© Reuters. Pedestrians are reflected on a wall of a shopping mall in Tokyo, Japan November 15, 2022. REUTERS/Kim Kyung-Hoon
By Leika Kihara
TOKYO (Reuters) -The Bank of Japan on Thursday offered a more optimistic view on the country’s economic health and pointed to growing number of firms planning wage increases, underscoring its conviction that Japan is on track to achieve its 2% inflation target.
A rebound in overseas visitors, driven by Japan’s re-opening of borders and the weak yen, also boosted service consumption, the central bank said in a report analysing regional economies, a welcome development for Japan’s fragile economic recovery.
In the quarterly report, the BOJ raised its economic assessment for four of the country’s nine regions.
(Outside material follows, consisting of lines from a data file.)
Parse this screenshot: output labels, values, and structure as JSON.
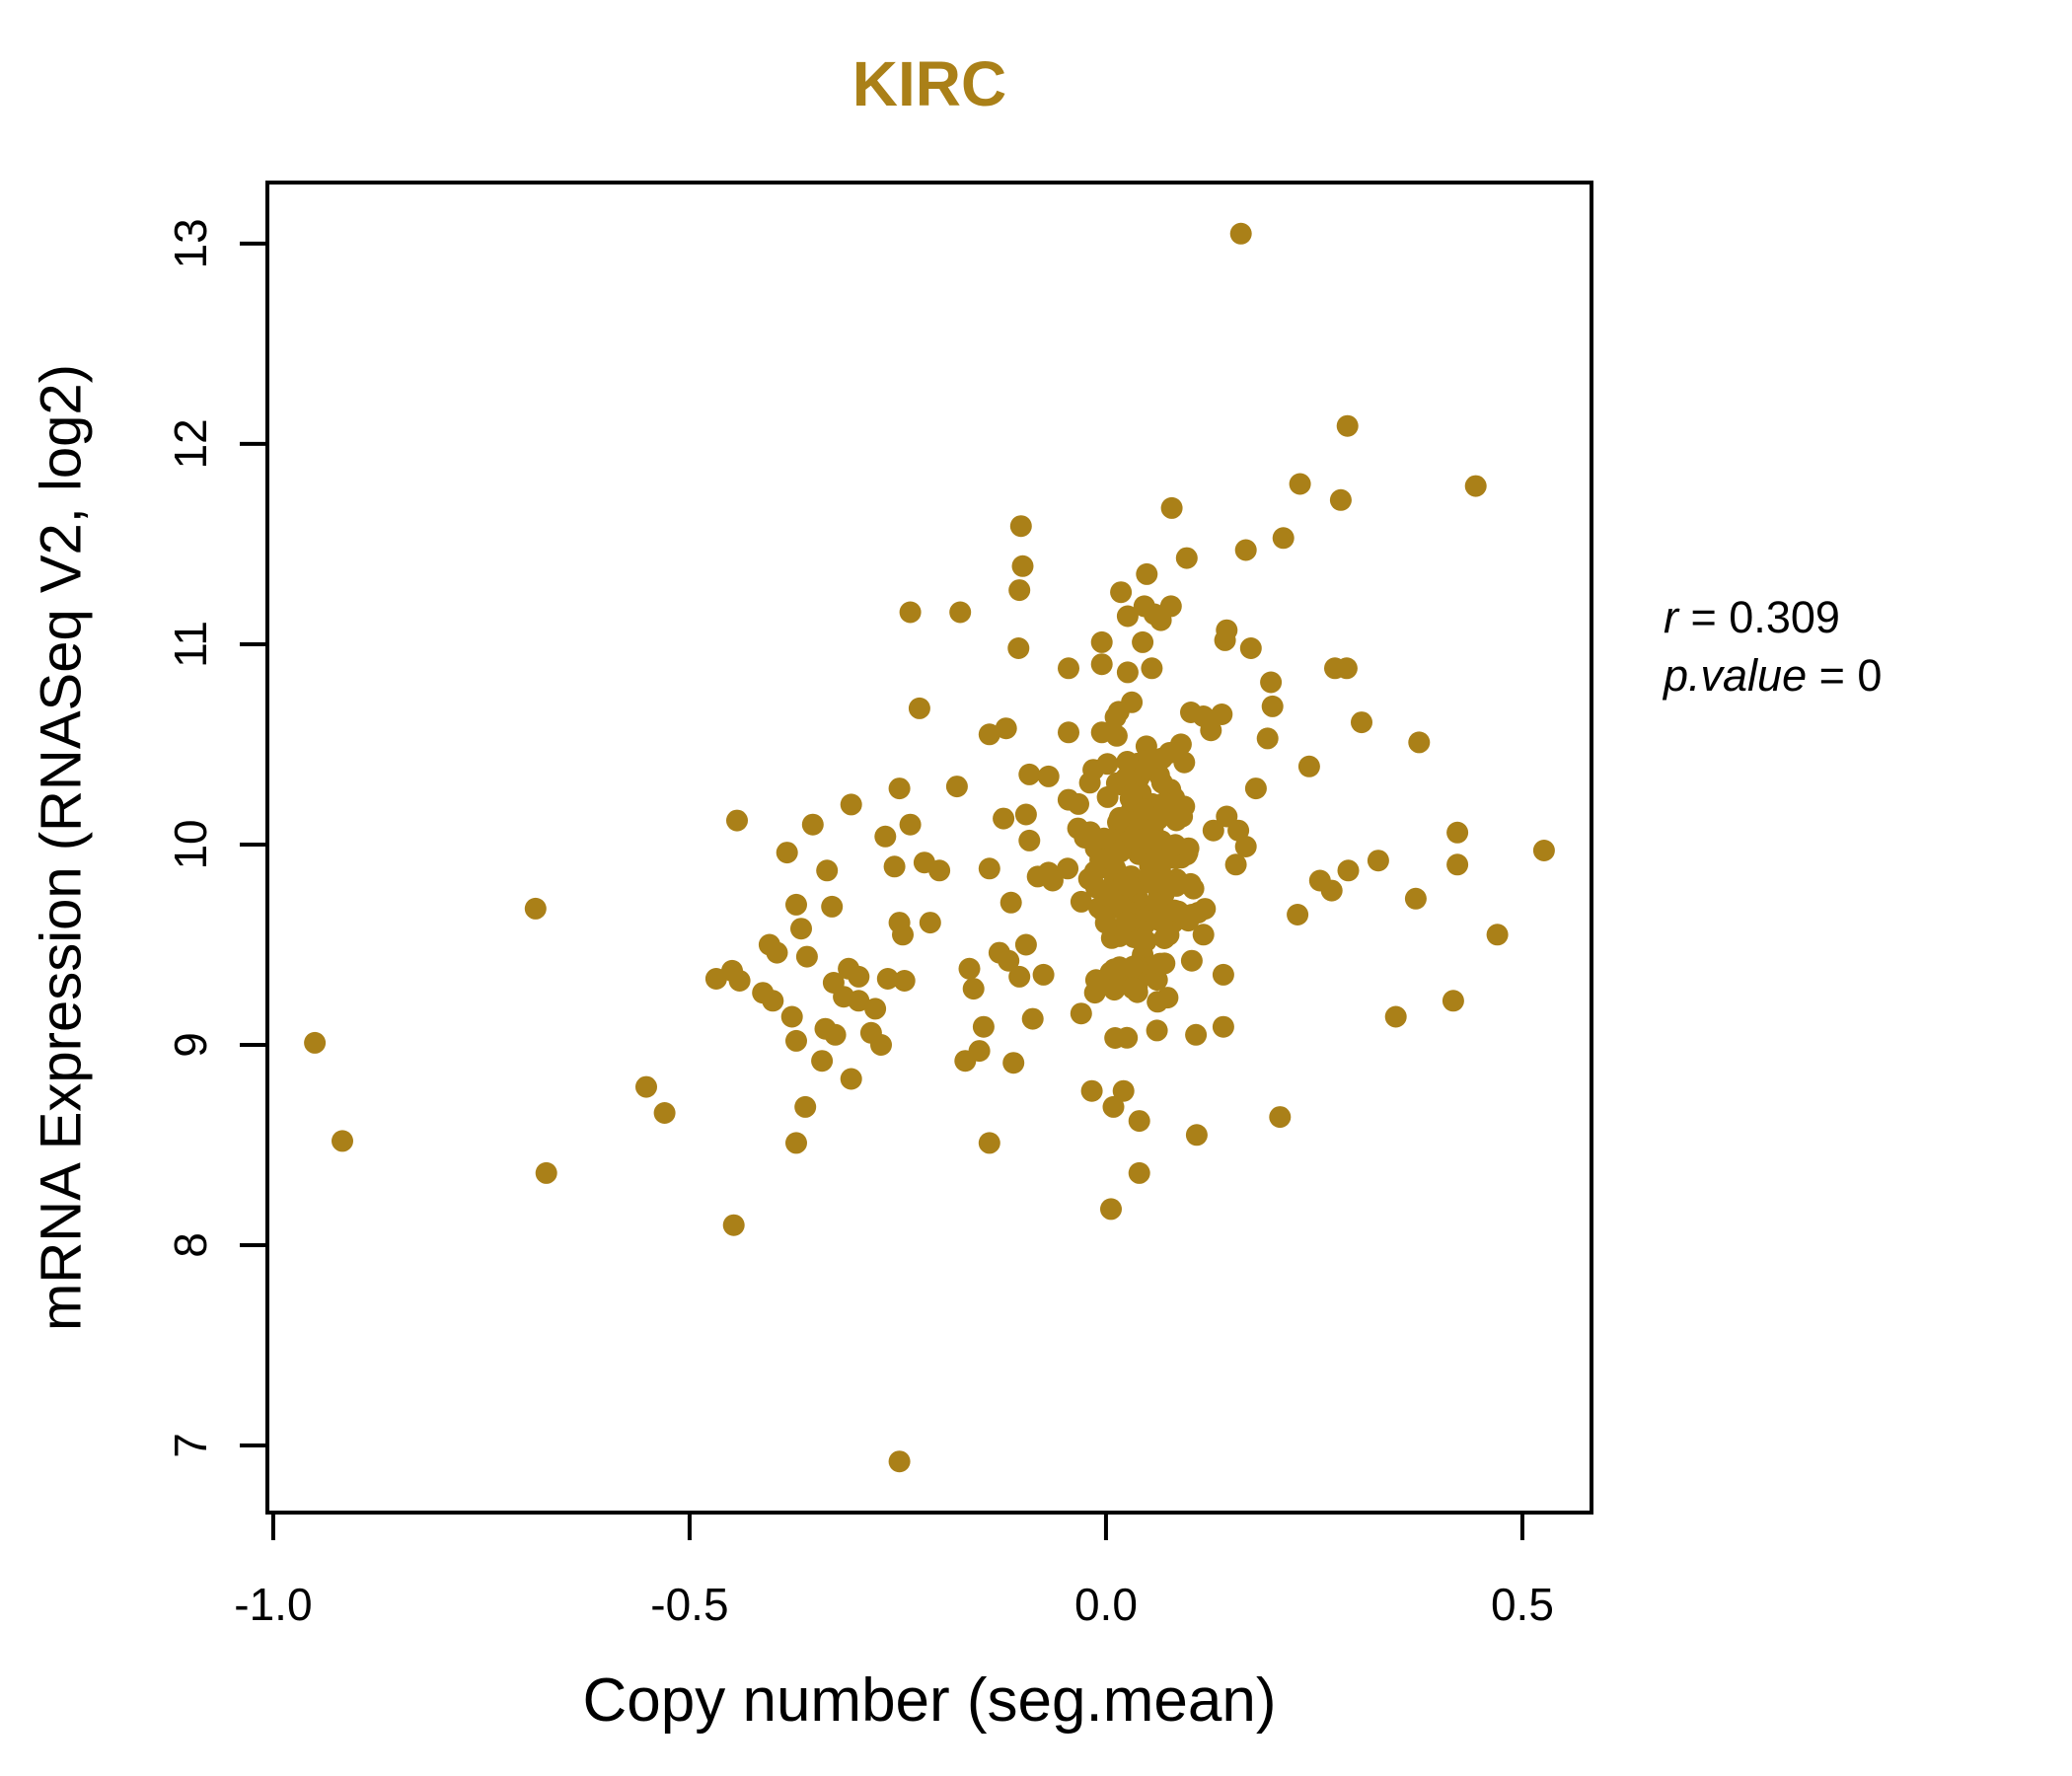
{
  "title": {
    "text": "KIRC",
    "color": "#AA8018"
  },
  "axis": {
    "x_label": "Copy number (seg.mean)",
    "y_label": "mRNA Expression (RNASeq V2, log2)"
  },
  "annotation": {
    "line1_var": "r",
    "line1_rest": " = 0.309",
    "line2_var": "p.value",
    "line2_rest": " = 0"
  },
  "chart_data": {
    "type": "scatter",
    "title": "KIRC",
    "xlabel": "Copy number (seg.mean)",
    "ylabel": "mRNA Expression (RNASeq V2, log2)",
    "xlim": [
      -1.007,
      0.583
    ],
    "ylim": [
      6.665,
      13.305
    ],
    "x_ticks": [
      -1.0,
      -0.5,
      0.0,
      0.5
    ],
    "x_tick_labels": [
      "-1.0",
      "-0.5",
      "0.0",
      "0.5"
    ],
    "y_ticks": [
      7,
      8,
      9,
      10,
      11,
      12,
      13
    ],
    "y_tick_labels": [
      "7",
      "8",
      "9",
      "10",
      "11",
      "12",
      "13"
    ],
    "grid": false,
    "legend": null,
    "correlation_r": 0.309,
    "p_value": 0,
    "point_color": "#AA8018",
    "point_radius": 11,
    "points": [
      [
        -0.102,
        11.59
      ],
      [
        -0.1,
        11.39
      ],
      [
        -0.104,
        11.27
      ],
      [
        -0.235,
        11.16
      ],
      [
        -0.175,
        11.16
      ],
      [
        0.049,
        11.35
      ],
      [
        0.018,
        11.26
      ],
      [
        0.046,
        11.19
      ],
      [
        0.026,
        11.14
      ],
      [
        0.079,
        11.68
      ],
      [
        0.078,
        11.19
      ],
      [
        -0.005,
        11.01
      ],
      [
        0.044,
        11.01
      ],
      [
        0.058,
        11.15
      ],
      [
        0.066,
        11.12
      ],
      [
        0.162,
        13.05
      ],
      [
        0.29,
        12.09
      ],
      [
        0.233,
        11.8
      ],
      [
        0.282,
        11.72
      ],
      [
        0.444,
        11.79
      ],
      [
        0.213,
        11.53
      ],
      [
        0.168,
        11.47
      ],
      [
        0.097,
        11.43
      ],
      [
        0.145,
        11.07
      ],
      [
        -0.685,
        9.68
      ],
      [
        -0.468,
        9.33
      ],
      [
        -0.95,
        9.01
      ],
      [
        -0.552,
        8.79
      ],
      [
        -0.917,
        8.52
      ],
      [
        -0.672,
        8.36
      ],
      [
        -0.53,
        8.66
      ],
      [
        -0.361,
        8.69
      ],
      [
        -0.372,
        8.51
      ],
      [
        -0.14,
        8.51
      ],
      [
        -0.447,
        8.1
      ],
      [
        -0.248,
        6.92
      ],
      [
        0.009,
        8.69
      ],
      [
        0.04,
        8.62
      ],
      [
        0.04,
        8.36
      ],
      [
        0.006,
        8.18
      ],
      [
        -0.017,
        8.77
      ],
      [
        0.021,
        8.77
      ],
      [
        0.109,
        8.55
      ],
      [
        0.209,
        8.64
      ],
      [
        -0.105,
        10.98
      ],
      [
        -0.045,
        10.88
      ],
      [
        -0.005,
        10.9
      ],
      [
        0.026,
        10.86
      ],
      [
        0.055,
        10.88
      ],
      [
        -0.224,
        10.68
      ],
      [
        -0.14,
        10.55
      ],
      [
        -0.12,
        10.58
      ],
      [
        -0.045,
        10.56
      ],
      [
        -0.005,
        10.56
      ],
      [
        0.031,
        10.71
      ],
      [
        -0.092,
        10.35
      ],
      [
        -0.069,
        10.34
      ],
      [
        -0.179,
        10.29
      ],
      [
        -0.248,
        10.28
      ],
      [
        -0.443,
        10.12
      ],
      [
        -0.352,
        10.1
      ],
      [
        -0.306,
        10.2
      ],
      [
        -0.265,
        10.04
      ],
      [
        -0.235,
        10.1
      ],
      [
        -0.123,
        10.13
      ],
      [
        -0.096,
        10.15
      ],
      [
        -0.092,
        10.02
      ],
      [
        -0.383,
        9.96
      ],
      [
        -0.335,
        9.87
      ],
      [
        -0.254,
        9.89
      ],
      [
        -0.218,
        9.91
      ],
      [
        -0.2,
        9.87
      ],
      [
        -0.14,
        9.88
      ],
      [
        -0.069,
        9.86
      ],
      [
        -0.046,
        9.88
      ],
      [
        -0.372,
        9.7
      ],
      [
        -0.329,
        9.69
      ],
      [
        -0.248,
        9.61
      ],
      [
        -0.244,
        9.55
      ],
      [
        -0.211,
        9.61
      ],
      [
        -0.114,
        9.71
      ],
      [
        -0.082,
        9.84
      ],
      [
        -0.064,
        9.82
      ],
      [
        -0.366,
        9.58
      ],
      [
        -0.404,
        9.5
      ],
      [
        -0.395,
        9.46
      ],
      [
        -0.359,
        9.44
      ],
      [
        -0.309,
        9.38
      ],
      [
        -0.297,
        9.34
      ],
      [
        -0.262,
        9.33
      ],
      [
        -0.242,
        9.32
      ],
      [
        -0.164,
        9.38
      ],
      [
        -0.159,
        9.28
      ],
      [
        -0.128,
        9.46
      ],
      [
        -0.117,
        9.42
      ],
      [
        -0.096,
        9.5
      ],
      [
        -0.104,
        9.34
      ],
      [
        -0.075,
        9.35
      ],
      [
        -0.449,
        9.37
      ],
      [
        -0.44,
        9.32
      ],
      [
        -0.412,
        9.26
      ],
      [
        -0.4,
        9.22
      ],
      [
        -0.327,
        9.31
      ],
      [
        -0.315,
        9.24
      ],
      [
        -0.297,
        9.22
      ],
      [
        -0.277,
        9.18
      ],
      [
        -0.377,
        9.14
      ],
      [
        -0.372,
        9.02
      ],
      [
        -0.337,
        9.08
      ],
      [
        -0.325,
        9.05
      ],
      [
        -0.282,
        9.06
      ],
      [
        -0.27,
        9.0
      ],
      [
        -0.341,
        8.92
      ],
      [
        -0.306,
        8.83
      ],
      [
        -0.169,
        8.92
      ],
      [
        -0.152,
        8.97
      ],
      [
        -0.111,
        8.91
      ],
      [
        -0.088,
        9.13
      ],
      [
        -0.147,
        9.09
      ],
      [
        0.143,
        11.02
      ],
      [
        0.174,
        10.98
      ],
      [
        0.275,
        10.88
      ],
      [
        0.289,
        10.88
      ],
      [
        0.198,
        10.81
      ],
      [
        0.2,
        10.69
      ],
      [
        0.102,
        10.66
      ],
      [
        0.117,
        10.64
      ],
      [
        0.139,
        10.65
      ],
      [
        0.126,
        10.57
      ],
      [
        0.307,
        10.61
      ],
      [
        0.194,
        10.53
      ],
      [
        0.376,
        10.51
      ],
      [
        0.09,
        10.5
      ],
      [
        0.094,
        10.41
      ],
      [
        0.244,
        10.39
      ],
      [
        0.18,
        10.28
      ],
      [
        0.094,
        10.19
      ],
      [
        0.145,
        10.14
      ],
      [
        0.129,
        10.07
      ],
      [
        0.159,
        10.07
      ],
      [
        0.168,
        9.99
      ],
      [
        0.097,
        9.95
      ],
      [
        0.156,
        9.9
      ],
      [
        0.422,
        10.06
      ],
      [
        0.526,
        9.97
      ],
      [
        0.422,
        9.9
      ],
      [
        0.327,
        9.92
      ],
      [
        0.291,
        9.87
      ],
      [
        0.257,
        9.82
      ],
      [
        0.271,
        9.77
      ],
      [
        0.105,
        9.78
      ],
      [
        0.372,
        9.73
      ],
      [
        0.23,
        9.65
      ],
      [
        0.103,
        9.65
      ],
      [
        0.117,
        9.55
      ],
      [
        0.47,
        9.55
      ],
      [
        0.141,
        9.35
      ],
      [
        0.103,
        9.42
      ],
      [
        0.417,
        9.22
      ],
      [
        0.348,
        9.14
      ],
      [
        0.141,
        9.09
      ],
      [
        0.108,
        9.05
      ]
    ],
    "dense_cluster": {
      "note": "heavily overplotted central blob near seg.mean 0; individual points unresolvable, reproduced as seeded gaussian cloud",
      "count": 175,
      "seed": 42,
      "x_center": 0.035,
      "x_sd": 0.034,
      "v_center": 9.86,
      "v_sd": 0.4,
      "x_min": -0.055,
      "x_max": 0.15,
      "v_min": 9.03,
      "v_max": 10.92
    }
  }
}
It maintained its assessment for the remaining five.
“Many regions saw their economies pick up, or pick up moderately,” it said.
Some firms appeared to struggle increasing pay as rising fuel and raw material costs squeezed profits, the report said.
“But there were many cases where companies were increasing winter bonus payments, or plan to hike wages” to cope with a tight labour market and compensate employees for the rising cost of living, it said.
The report will be among factors the BOJ’s board will scrutinise in compiling fresh quarterly growth and inflation forecasts at a policy meeting on Jan. 17-18.
Sources have told Reuters the BOJ will most likely raise its inflation forecasts next week, in a sign of its growing conviction that conditions could gradually fall into place to dial back its massive stimulus.
Japan’s core consumer prices rose 3.7% in November from a year earlier, marking a 40-year high and exceeding the BOJ’s 2% target for eight straight months, as companies continued to pass on rising raw material costs to households.
BOJ Governor Haruhiko Kuroda has said wage growth must accompany rising prices for inflation to sustainably hit its 2% target, and allow the central bank to phase out stimulus.
“We raised the base salary last autumn and may further raise wages this year in light of recent price rises, and improvements in our earnings,” the report quoted a supermarket in Yokohama, a city south of Tokyo, as saying.
A steady stream of tourists visiting from Europe, the United States and Southeast Asian countries is boosting service consumption in the Kansai western Japan, said Hirohide Koguchi, the BOJ’s Osaka branch manager.
“Duty-free sales have returned to 70% the level seen before the coronavirus pandemic. If this trend continues, it will underpin not just the Kansai region but entire Japanese economy,” he told a news conference.
Japan’s economy shrank an annualised 0.8% in the third quarter of last year as slowing global growth hurt exports, and soaring raw material costs weighed on domestic consumption.
Analysts expect a delayed rebound in consumption from the COVID-19 pandemic to underpin Japan’s recovery ahead, though the rising cost of living and China’s slowdown cloud the outlook.